Chicago - Officer Lisa Cornish, just off duty and still in uniform, was walking her 3-year-old miniature schnauzer, Pepper, early Friday when an unleashed pit bull pounced on her dog, flinging it back and forth "like a rag doll."
Unable to free her dog with her hands, Cornish took out her service weapon and held it two inches from the dog's back. She said she told the people walking the pit bull, "I'm going to have to shoot your dog." They agreed. She fired.
"I didn't second-guess myself," the eight-year Chicago police veteran said at her home Friday afternoon. "It was basically for my safety, the safety of my family pet."
Police said that Cornish was within guidelines when she fired the shot and that she followed all necessary procedures after the incident correctly.
Police spokesman Pat Camden said an officer shooting a dog is "a judgment call."
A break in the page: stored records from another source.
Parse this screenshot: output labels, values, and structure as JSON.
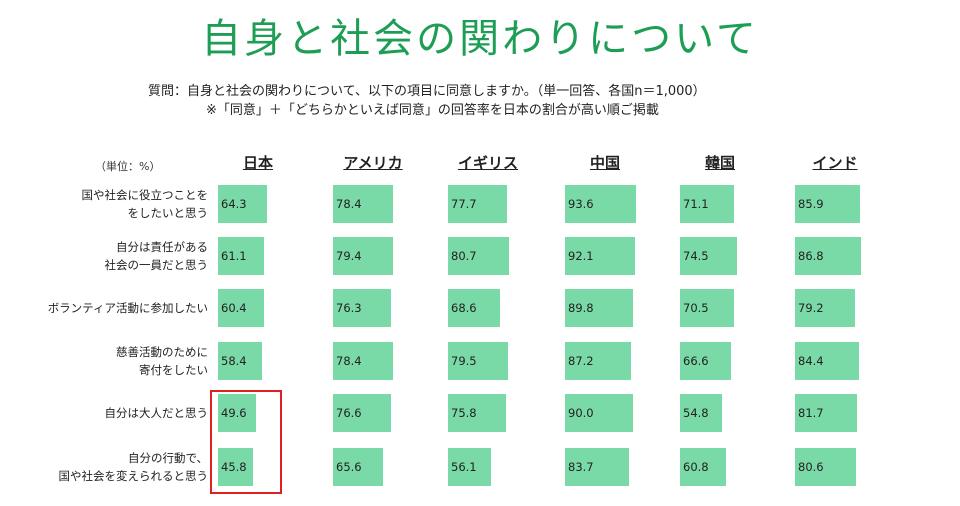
{
  "title": "自身と社会の関わりについて",
  "question_line1": "質問：自身と社会の関わりについて、以下の項目に同意しますか。（単一回答、各国n＝1,000）",
  "question_line2": "※「同意」＋「どちらかといえば同意」の回答率を日本の割合が高い順ご掲載",
  "unit": "（単位：%）",
  "colors": {
    "title": "#1e9e55",
    "bar": "#79d9a7",
    "highlight": "#e02020"
  },
  "chart_data": {
    "type": "table",
    "columns": [
      "日本",
      "アメリカ",
      "イギリス",
      "中国",
      "韓国",
      "インド"
    ],
    "rows": [
      {
        "label_lines": [
          "国や社会に役立つことを",
          "をしたいと思う"
        ],
        "values": [
          64.3,
          78.4,
          77.7,
          93.6,
          71.1,
          85.9
        ]
      },
      {
        "label_lines": [
          "自分は責任がある",
          "社会の一員だと思う"
        ],
        "values": [
          61.1,
          79.4,
          80.7,
          92.1,
          74.5,
          86.8
        ]
      },
      {
        "label_lines": [
          "ボランティア活動に参加したい"
        ],
        "values": [
          60.4,
          76.3,
          68.6,
          89.8,
          70.5,
          79.2
        ]
      },
      {
        "label_lines": [
          "慈善活動のために",
          "寄付をしたい"
        ],
        "values": [
          58.4,
          78.4,
          79.5,
          87.2,
          66.6,
          84.4
        ]
      },
      {
        "label_lines": [
          "自分は大人だと思う"
        ],
        "values": [
          49.6,
          76.6,
          75.8,
          90.0,
          54.8,
          81.7
        ]
      },
      {
        "label_lines": [
          "自分の行動で、",
          "国や社会を変えられると思う"
        ],
        "values": [
          45.8,
          65.6,
          56.1,
          83.7,
          60.8,
          80.6
        ]
      }
    ],
    "value_max": 100,
    "highlighted_rows": [
      4,
      5
    ],
    "highlighted_column": 0
  }
}
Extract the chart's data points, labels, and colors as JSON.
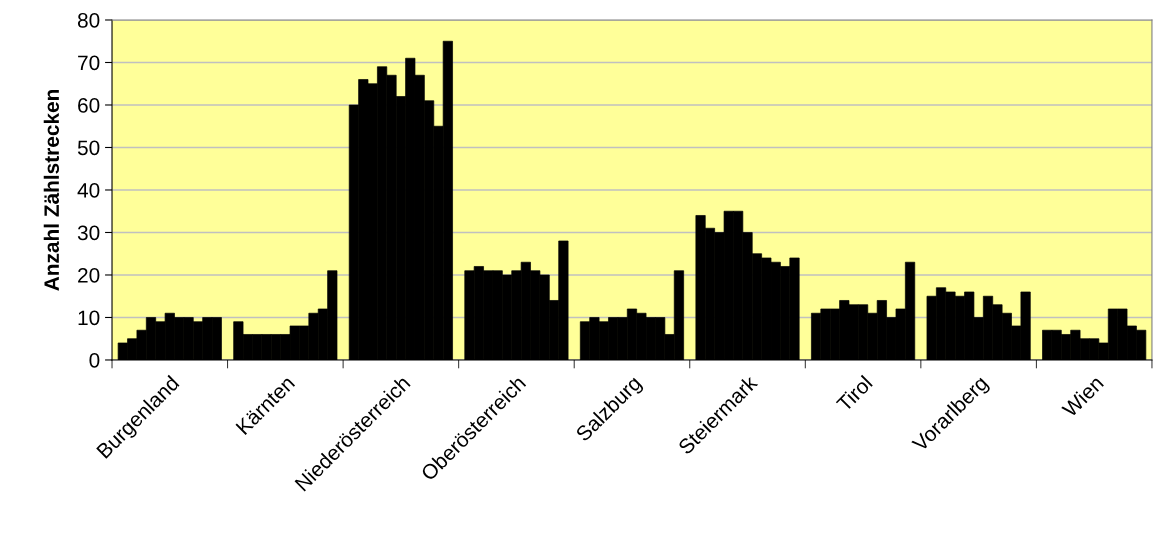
{
  "chart_data": {
    "type": "bar",
    "ylabel": "Anzahl Zählstrecken",
    "categories": [
      "Burgenland",
      "Kärnten",
      "Niederösterreich",
      "Oberösterreich",
      "Salzburg",
      "Steiermark",
      "Tirol",
      "Vorarlberg",
      "Wien"
    ],
    "series": [
      {
        "color": "#000000",
        "values": [
          4,
          9,
          60,
          21,
          9,
          34,
          11,
          15,
          7
        ]
      },
      {
        "color": "#000000",
        "values": [
          5,
          6,
          66,
          22,
          10,
          31,
          12,
          17,
          7
        ]
      },
      {
        "color": "#000000",
        "values": [
          7,
          6,
          65,
          21,
          9,
          30,
          12,
          16,
          6
        ]
      },
      {
        "color": "#000000",
        "values": [
          10,
          6,
          69,
          21,
          10,
          35,
          14,
          15,
          7
        ]
      },
      {
        "color": "#000000",
        "values": [
          9,
          6,
          67,
          20,
          10,
          35,
          13,
          16,
          5
        ]
      },
      {
        "color": "#000000",
        "values": [
          11,
          6,
          62,
          21,
          12,
          30,
          13,
          10,
          5
        ]
      },
      {
        "color": "#000000",
        "values": [
          10,
          8,
          71,
          23,
          11,
          25,
          11,
          15,
          4
        ]
      },
      {
        "color": "#000000",
        "values": [
          10,
          8,
          67,
          21,
          10,
          24,
          14,
          13,
          12
        ]
      },
      {
        "color": "#000000",
        "values": [
          9,
          11,
          61,
          20,
          10,
          23,
          10,
          11,
          12
        ]
      },
      {
        "color": "#000000",
        "values": [
          10,
          12,
          55,
          14,
          6,
          22,
          12,
          8,
          8
        ]
      },
      {
        "color": "#000000",
        "values": [
          10,
          21,
          75,
          28,
          21,
          24,
          23,
          16,
          7
        ]
      }
    ],
    "ylim": [
      0,
      80
    ],
    "yticks": [
      0,
      10,
      20,
      30,
      40,
      50,
      60,
      70,
      80
    ],
    "grid": "y"
  }
}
"Obviously, if she shot the dog at 3 in the afternoon in a playground full of children, it would be a bad decision," he said. "But it was 1 a.m., and she shot the dog at close range."
Shooting out of control animals is a fairly routine action, and there is no specific rule stating when it's acceptable for an officer to shoot a dog.
After the attack a woman took away the pit bull, which was still alive, Camden said.
The whereabouts and condition of the dog are unknown, he said.
Cornish said she filed a police report detailing the incident and why she used her weapon.
The city's Animal Care and Control Department received a call about an attack, but the dogs were gone when their truck arrived, spokeswoman Melanie Sobel said.
As Cornish got ready for work Friday afternoon, Pepper seemed normal, wagging her tail and begging for attention. Pepper had two gashes--one behind her ears and another on her throat--and fresh rabies vaccine and antibiotics shots from the veterinarian's office.
Cornish said the other dog is probably worse off.
"They need to find that dog," she said. "I'm sure that dog is not in great shape."